Sebastian van Storck refused ‘to be or do any limited thing,’ but the answer to his mysticism is to be found in a finer mysticism, that which says that there is no limited act or thing, but that the significance, as well as the pathos, of eternity is in our smallest joys and sorrows, as in our most everyday transactions, and the greatness of God incarnate in His humblest child.

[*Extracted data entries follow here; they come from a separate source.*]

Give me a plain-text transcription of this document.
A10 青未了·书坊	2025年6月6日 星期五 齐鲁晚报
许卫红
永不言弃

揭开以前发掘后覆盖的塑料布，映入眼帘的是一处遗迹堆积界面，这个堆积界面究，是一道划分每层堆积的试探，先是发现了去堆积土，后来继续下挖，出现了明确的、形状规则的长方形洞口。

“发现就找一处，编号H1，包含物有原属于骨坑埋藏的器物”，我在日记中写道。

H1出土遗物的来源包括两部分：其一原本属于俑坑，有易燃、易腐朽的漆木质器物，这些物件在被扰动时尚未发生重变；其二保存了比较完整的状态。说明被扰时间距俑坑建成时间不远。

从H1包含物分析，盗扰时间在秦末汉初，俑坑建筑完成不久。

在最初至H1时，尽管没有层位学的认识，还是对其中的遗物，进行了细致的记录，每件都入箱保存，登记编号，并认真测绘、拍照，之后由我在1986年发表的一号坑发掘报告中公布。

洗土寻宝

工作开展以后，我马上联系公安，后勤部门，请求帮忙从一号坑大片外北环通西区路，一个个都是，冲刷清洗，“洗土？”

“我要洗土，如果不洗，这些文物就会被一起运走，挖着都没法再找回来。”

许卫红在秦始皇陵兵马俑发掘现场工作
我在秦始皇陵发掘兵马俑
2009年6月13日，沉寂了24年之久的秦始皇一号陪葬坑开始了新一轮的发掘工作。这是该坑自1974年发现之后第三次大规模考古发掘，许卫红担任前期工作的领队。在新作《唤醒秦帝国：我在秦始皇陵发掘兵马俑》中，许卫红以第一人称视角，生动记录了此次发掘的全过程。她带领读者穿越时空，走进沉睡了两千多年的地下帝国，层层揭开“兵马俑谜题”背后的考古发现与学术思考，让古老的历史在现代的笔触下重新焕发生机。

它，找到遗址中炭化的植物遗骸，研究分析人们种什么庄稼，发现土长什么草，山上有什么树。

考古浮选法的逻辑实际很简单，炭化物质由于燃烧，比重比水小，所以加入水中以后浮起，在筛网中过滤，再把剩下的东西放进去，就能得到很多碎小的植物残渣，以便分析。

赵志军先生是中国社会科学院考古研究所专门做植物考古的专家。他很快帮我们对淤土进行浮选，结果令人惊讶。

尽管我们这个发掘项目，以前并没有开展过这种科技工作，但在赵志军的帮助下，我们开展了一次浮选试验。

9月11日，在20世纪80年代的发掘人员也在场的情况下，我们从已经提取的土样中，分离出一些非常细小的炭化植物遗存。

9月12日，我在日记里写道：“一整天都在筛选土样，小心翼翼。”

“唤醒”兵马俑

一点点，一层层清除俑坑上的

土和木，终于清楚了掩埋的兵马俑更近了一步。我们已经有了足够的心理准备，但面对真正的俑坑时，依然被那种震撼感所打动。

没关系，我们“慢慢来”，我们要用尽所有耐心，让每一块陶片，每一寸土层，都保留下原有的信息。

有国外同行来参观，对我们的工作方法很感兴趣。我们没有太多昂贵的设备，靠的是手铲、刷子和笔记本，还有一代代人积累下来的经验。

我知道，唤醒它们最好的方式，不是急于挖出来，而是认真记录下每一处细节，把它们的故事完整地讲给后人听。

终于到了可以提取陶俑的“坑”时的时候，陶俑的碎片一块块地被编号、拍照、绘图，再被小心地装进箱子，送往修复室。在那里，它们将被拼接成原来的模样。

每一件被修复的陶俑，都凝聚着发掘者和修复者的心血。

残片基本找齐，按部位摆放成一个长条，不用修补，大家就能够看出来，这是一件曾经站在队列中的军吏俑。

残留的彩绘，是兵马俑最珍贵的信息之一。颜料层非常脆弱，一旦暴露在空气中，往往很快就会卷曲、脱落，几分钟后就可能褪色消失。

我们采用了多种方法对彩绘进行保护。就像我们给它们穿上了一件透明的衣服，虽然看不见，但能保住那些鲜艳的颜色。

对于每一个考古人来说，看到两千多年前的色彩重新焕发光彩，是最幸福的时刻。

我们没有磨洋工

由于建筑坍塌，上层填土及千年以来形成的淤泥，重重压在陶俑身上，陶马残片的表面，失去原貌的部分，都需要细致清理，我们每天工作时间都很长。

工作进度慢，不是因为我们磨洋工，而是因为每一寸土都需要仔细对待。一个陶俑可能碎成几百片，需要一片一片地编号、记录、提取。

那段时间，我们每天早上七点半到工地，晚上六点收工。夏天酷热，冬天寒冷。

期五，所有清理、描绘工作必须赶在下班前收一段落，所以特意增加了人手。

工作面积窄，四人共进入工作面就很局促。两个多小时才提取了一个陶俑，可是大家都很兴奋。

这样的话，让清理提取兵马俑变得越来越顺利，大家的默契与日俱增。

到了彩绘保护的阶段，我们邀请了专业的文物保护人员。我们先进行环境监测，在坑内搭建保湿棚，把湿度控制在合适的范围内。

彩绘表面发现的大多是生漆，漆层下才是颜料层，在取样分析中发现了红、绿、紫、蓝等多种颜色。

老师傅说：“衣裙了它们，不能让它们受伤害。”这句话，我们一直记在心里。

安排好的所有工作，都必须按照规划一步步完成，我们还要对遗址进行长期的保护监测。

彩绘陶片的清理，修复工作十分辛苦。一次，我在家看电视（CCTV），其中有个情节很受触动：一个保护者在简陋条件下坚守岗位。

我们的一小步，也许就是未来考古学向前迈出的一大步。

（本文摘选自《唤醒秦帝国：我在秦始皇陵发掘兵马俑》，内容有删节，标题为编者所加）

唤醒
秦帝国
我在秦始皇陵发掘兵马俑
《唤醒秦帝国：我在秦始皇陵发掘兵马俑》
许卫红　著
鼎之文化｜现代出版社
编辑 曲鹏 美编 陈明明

This, the old doctrine of the microcosm, seems in certain moments, moments one would wish to say, of divination, strangely plain and clear—when, in Blake’s words, it seems so easy to
’... see a world in a grain of sand,
And a heaven in a wild flower;
Hold infinity in the palm of your hand
And Eternity in an hour.’
Perhaps in the street, an effect of light, a passing face, yes, even the plaintive grind of a street organ, some such everyday circumstance, affects you suddenly in quite a strange way. It has become universalised. It is no longer a detail of the Strand, but a cryptic symbol of human life. It has been transfigured into a thing of infinite pathos and infinite beauty, and, sad or glad, brings to you an inexplicable sense of peace, an unshakable conviction that man is a spirit, that his life is indeed of supreme and lovely significance, and that his destiny is secure and blessed.
Matthew Arnold, ever sensitive to such spiritual states, has described these trance-like visitations in ’The Buried Life’—
’Only, but this is rare—
When a beloved hand is laid in ours,
When, jaded with the rush and glare
Of the interminable hours,
Our eyes can in another’s eyes read
clear,
When our world-deafen’d ear
Is by the tones of a loved voice caress’d—
A bolt is shot back somewhere in our breast,
And a lost pulse of feeling stirs again:
The eye sinks inward, and the heart lies
plain,
And what we mean, we say, and what we
would, we know.
A man becomes aware of his life’s
flow,
And hears its winding murmur; and he sees
The meadows where it glides, the sun,
the breeze.
’And there arrives a lull in the
hot race
Wherein he doth for ever chase
That flying and elusive shadow, rest.
An air of coolness plays upon his face,
And an unwonted calm pervades his breast.